De Goede Ambtenaar als intern zelfbeeld

In feite is er weinig mis met het beeld dat men intern heeft van de Goede Ambtenaar en de waarden die worden uitgedragen.1 Ze zijn bekend, staan op papier en worden verwoord in personeelsadvertenties:

'De goede ambtenaar blijft bij de tijd; is gericht op waarden (wat betekent dat?); erkent het politiek primaat (dat wil zeggen?); heeft oog voor politiek-ambtelijke verhoudingen; heeft veldkennis en beschikt over ideeën; dient het algemeen belang; is bekend met bedrijfsmatig bestuur; is sterk gemotiveerd en toegewijd; is neutraal; beschikt over uitdrukkingsvaardigheden; kan goed communiceren en gebruikt adviesvaardigheden; is creatief; verwerkt informatie en houdt archief; durft leiding te geven en te nemen; is klantgericht; is flexibel en niet bang voor veranderingen; werkt samen en coördineert; vergadert productief; kan onderhandelen; vermijdt bureaupolitisme; is een entrepreneur; voldoet aan eisen van behoorlijk handelen; is een onkreukbare ambtenaar; kan omgaan met conflicten; streeft naar kwaliteit; is mobiel; reflecteert op het beroepsbeeld.'2

In het veranderproces dat binnen de gemeenten gaande is, worden de waarden nu opnieuw geëxpliciteerd en dat werd door de aanwezige publieke professionals verwelkomd en gewaardeerd. Beelden waren in het wekken van die gedeelde verbeelding cruciaal: het werkte snel, effectief en zeer herkenbaar.3 Tegelijk wijst dat er wel op dat de kwaliteiten van de goede ambtenaar en de waarden die deze beroepsgroep zegt te willen (uit)dragen, blijkbaar niet veel verder komen dan de muren van de gemeentelijke organisatie. Want hoewel de burger vaak zeer te spreken is over ervaringen en ontmoetingen met concrete ambtenaren, is en blijft het beeld van de ambtenaar in de publieke sfeer slecht. Er is, aldus Motivaction in 2011, sprake van een mismatch tussen publiek imago en zelfbeeld van ambtenaren.4 Hoewel het dus wel goed komt met de interne beeldvorming en de psychologische ontplooiing van leiderschapkenmerken, afgaande op het enthousiasme op de symposiumdag, is het de vraag of dat voldoende is om ook de maatschappelijke verbeelding te keren.

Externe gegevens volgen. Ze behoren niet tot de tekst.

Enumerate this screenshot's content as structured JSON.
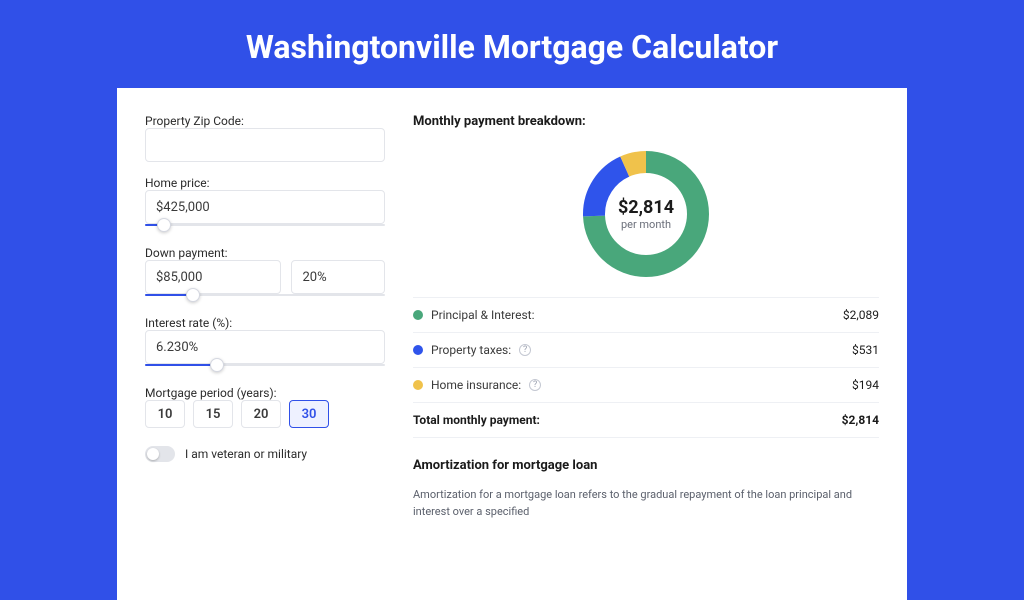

Het beeld als neutraal doorgeefluik van ambtelijke boodschappen?

In verschillende presentaties blijkt men optimistisch gestemd over de rol die het beeld kan gaan spelen: camera erbij, vastleggen wat er zich in mooie ontmoetingen voltrok tussen overheidsdienaren en welwillende burgers. Daarbij zou juist het beeld bij uitstek geschikt zijn om de boodschap helder en overtuigend over te brengen. Beter in elk geval dan in taaie woorden en moeilijke taal.5 De vooronderstelling daarbij is dat het beeld slechts een neutrale verpakking is die de welgemeende ambtelijke boodschap op een aantrekkelijke wijze kan brengen. Een aanname die niet vanzelfsprekend door de burger wordt gedeeld.6 Een aanname die volgens filmwetenschappers Bordwell en Thompson ook op een misverstand berust, omdat het impliceert dat een boodschap los staat van de wijze waarop deze wordt vormgegeven.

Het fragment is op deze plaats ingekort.